Following elimination from the 2014 NBA Playoffs, the wolves were out, attacking how well Scott Brooks handled his Oklahoma City Thunder team in the playoffs. But in the exit interviews, Brooks let it be known that he isn’t worried about his job security.
“It’s something I don’t even consider,” Brooks said. “I just do my job every day. I’ve had a lot of valuable lessons from my mother, and she’s always told me this: ‘You do your job every day and live with the results. They say you can’t worry about what ‘they’ say. You never even meet those people.”
Brooks is far from perfect as he has his gripes like every other head coach. With two of the ten best players in the NBA, Brooks has failed to create an offensive system that doesn’t solely rely on those two going nova. They run one action which often leads into an isolation set, doesn’t do best to put his role players into great positions nor has the sixth-year head coach implemented any ways to make those involved on the weak side of the basketball play effective. These qualms have made it easy for his naysayers to make themselves known as he’s provided many opportunities for critics to point out his flaws.

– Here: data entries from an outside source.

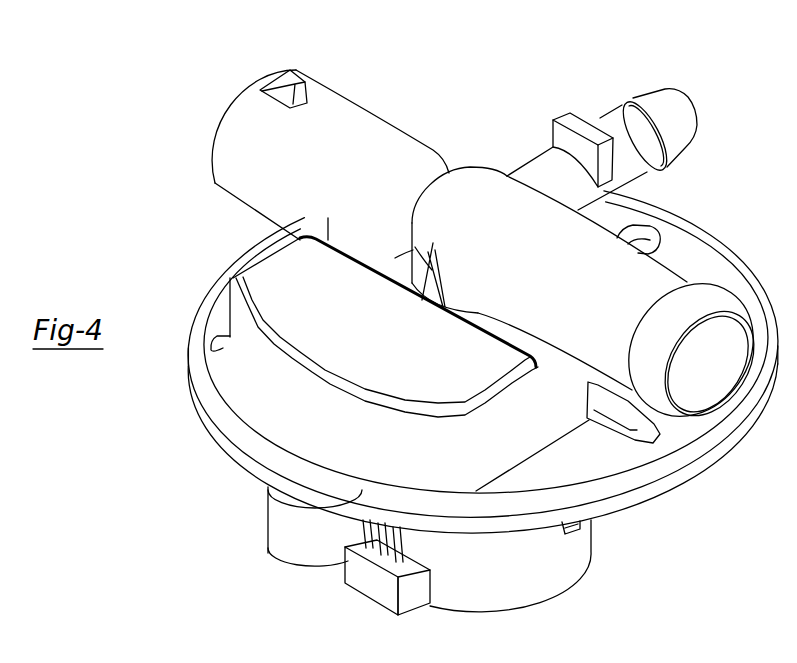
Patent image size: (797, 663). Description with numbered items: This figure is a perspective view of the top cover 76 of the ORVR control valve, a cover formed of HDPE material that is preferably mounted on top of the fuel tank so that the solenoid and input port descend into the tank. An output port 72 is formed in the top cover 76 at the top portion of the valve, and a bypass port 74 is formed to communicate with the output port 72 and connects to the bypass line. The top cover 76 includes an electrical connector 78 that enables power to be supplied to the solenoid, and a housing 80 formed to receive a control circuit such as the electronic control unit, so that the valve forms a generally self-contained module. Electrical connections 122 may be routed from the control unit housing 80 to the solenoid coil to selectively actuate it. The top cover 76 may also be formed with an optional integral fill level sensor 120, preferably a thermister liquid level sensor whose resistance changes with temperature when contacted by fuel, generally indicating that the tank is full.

The output port 72 is at (667, 277).
The bypass port 74 is at (527, 163).
The top cover 76 is at (160, 283).
The electrical connector 78 is at (353, 120).
The housing 80 is at (279, 282).
The fill level sensor 120 is at (270, 513).
The electrical connections 122 is at (367, 573).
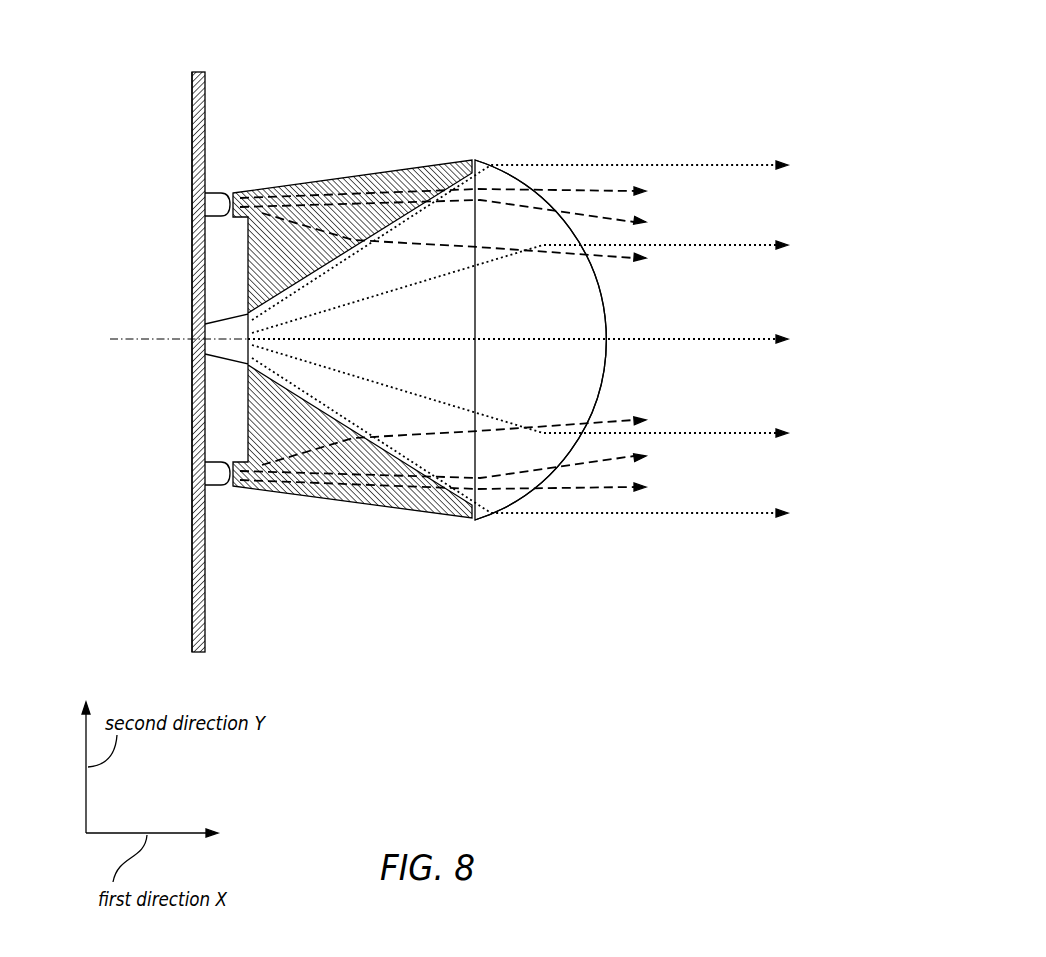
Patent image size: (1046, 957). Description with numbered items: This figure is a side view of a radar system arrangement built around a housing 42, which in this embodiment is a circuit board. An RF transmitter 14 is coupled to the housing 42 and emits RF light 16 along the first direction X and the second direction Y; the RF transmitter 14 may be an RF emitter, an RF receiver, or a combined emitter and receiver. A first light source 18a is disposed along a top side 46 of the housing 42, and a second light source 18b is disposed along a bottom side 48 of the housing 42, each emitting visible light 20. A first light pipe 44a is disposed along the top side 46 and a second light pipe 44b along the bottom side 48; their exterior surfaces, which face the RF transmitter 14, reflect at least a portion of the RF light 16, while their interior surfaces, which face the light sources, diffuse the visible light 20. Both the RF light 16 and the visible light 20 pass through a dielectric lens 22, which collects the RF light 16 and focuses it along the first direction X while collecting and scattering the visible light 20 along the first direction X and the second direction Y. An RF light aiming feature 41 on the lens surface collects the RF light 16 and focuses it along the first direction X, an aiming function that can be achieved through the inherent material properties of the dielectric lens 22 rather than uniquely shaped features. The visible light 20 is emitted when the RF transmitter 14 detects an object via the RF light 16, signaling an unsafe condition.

The RF transmitter 14 is at (224, 322).
The housing 42 is at (205, 110).
The first light source 18a is at (218, 205).
The second light source 18b is at (215, 480).
The first light pipe 44a is at (431, 175).
The second light pipe 44b is at (417, 500).
The visible light 20 is at (465, 342).
The dielectric lens 22 is at (570, 303).
The RF light aiming feature 41 is at (681, 340).
The RF light 16 is at (518, 339).
The top side 46 is at (133, 205).
The bottom side 48 is at (118, 495).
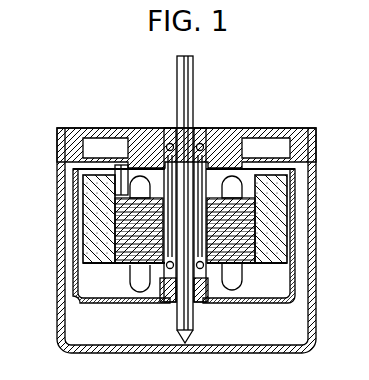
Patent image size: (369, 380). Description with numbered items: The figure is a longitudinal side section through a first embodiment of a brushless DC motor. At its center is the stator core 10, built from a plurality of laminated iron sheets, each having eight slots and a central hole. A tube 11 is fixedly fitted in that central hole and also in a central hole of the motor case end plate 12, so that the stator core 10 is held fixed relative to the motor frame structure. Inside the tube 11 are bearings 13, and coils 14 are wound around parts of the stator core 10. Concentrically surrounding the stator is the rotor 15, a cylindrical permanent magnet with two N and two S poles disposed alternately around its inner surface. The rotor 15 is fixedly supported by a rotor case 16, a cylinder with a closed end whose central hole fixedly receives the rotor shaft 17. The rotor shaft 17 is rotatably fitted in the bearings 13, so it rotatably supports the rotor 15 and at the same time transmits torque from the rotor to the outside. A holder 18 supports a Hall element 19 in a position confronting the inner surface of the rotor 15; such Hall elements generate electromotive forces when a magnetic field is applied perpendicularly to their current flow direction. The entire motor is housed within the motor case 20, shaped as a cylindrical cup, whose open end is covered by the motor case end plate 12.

The stator core 10 is at (283, 228).
The tube 11 is at (157, 273).
The motor case end plate 12 is at (235, 128).
The bearings 13 is at (172, 132).
The coils 14 is at (242, 278).
The rotor 15 is at (83, 217).
The rotor case 16 is at (77, 283).
The rotor shaft 17 is at (194, 88).
The holder 18 is at (127, 187).
The Hall element 19 is at (117, 185).
The motor case 20 is at (316, 298).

But there isn’t any reason to think that the Oklahoma City Thunder are prepared to move on from Brooks. Removing him and hiring a better coach is the solution that the majority folk come to in regards to the Brooks-Thunder relationship, but there isn’t just a handful of better coaches sitting around in free agency. Jeff Van Gundy exists, but it doesn’t seem like he’s ready to stop from behind the booth for a coaching job and George Karl’s health remains a serious question. Assistant head coaches are out of the question as this group doesn’t need a maybe at the coach. They need someone who can get it done right now and Brooks has shown flashes of being and not being that guy.

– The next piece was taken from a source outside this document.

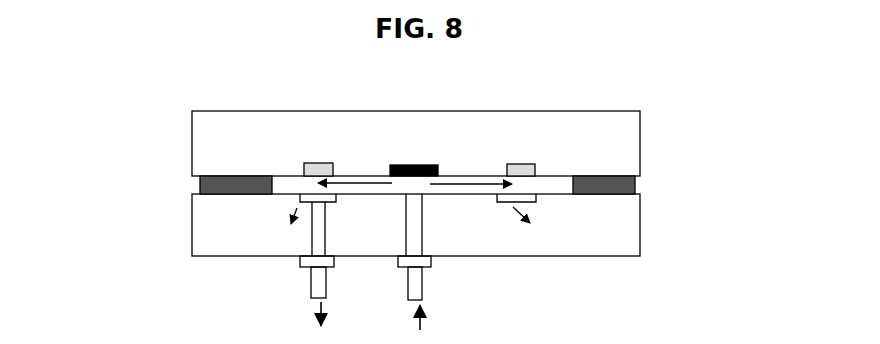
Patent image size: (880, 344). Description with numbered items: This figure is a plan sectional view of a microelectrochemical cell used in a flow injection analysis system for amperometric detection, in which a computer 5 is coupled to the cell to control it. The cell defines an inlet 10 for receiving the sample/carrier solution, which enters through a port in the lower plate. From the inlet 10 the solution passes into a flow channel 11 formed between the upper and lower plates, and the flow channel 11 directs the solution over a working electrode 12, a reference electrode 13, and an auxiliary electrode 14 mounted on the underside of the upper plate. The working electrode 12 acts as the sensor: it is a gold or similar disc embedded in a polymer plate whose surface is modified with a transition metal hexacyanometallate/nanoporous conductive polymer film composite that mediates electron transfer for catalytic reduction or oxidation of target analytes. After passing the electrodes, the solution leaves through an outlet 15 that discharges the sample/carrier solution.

The chances of Oklahoma City moving on from Brooks decreases as Kevin Durant has stepped up and said that Brooks is their guy.
“That’s our guy,” Durant said. “I’m riding with him. I’m riding with him. It’s easy for everybody on the outside to criticize, but once you’re in the fire, once you’re in that arena, those are the guys that matter.”
With Durant’s free agency arriving in two years, the franchise will want to do little to make him unhappy as his departure could create years of ineptness for OKC.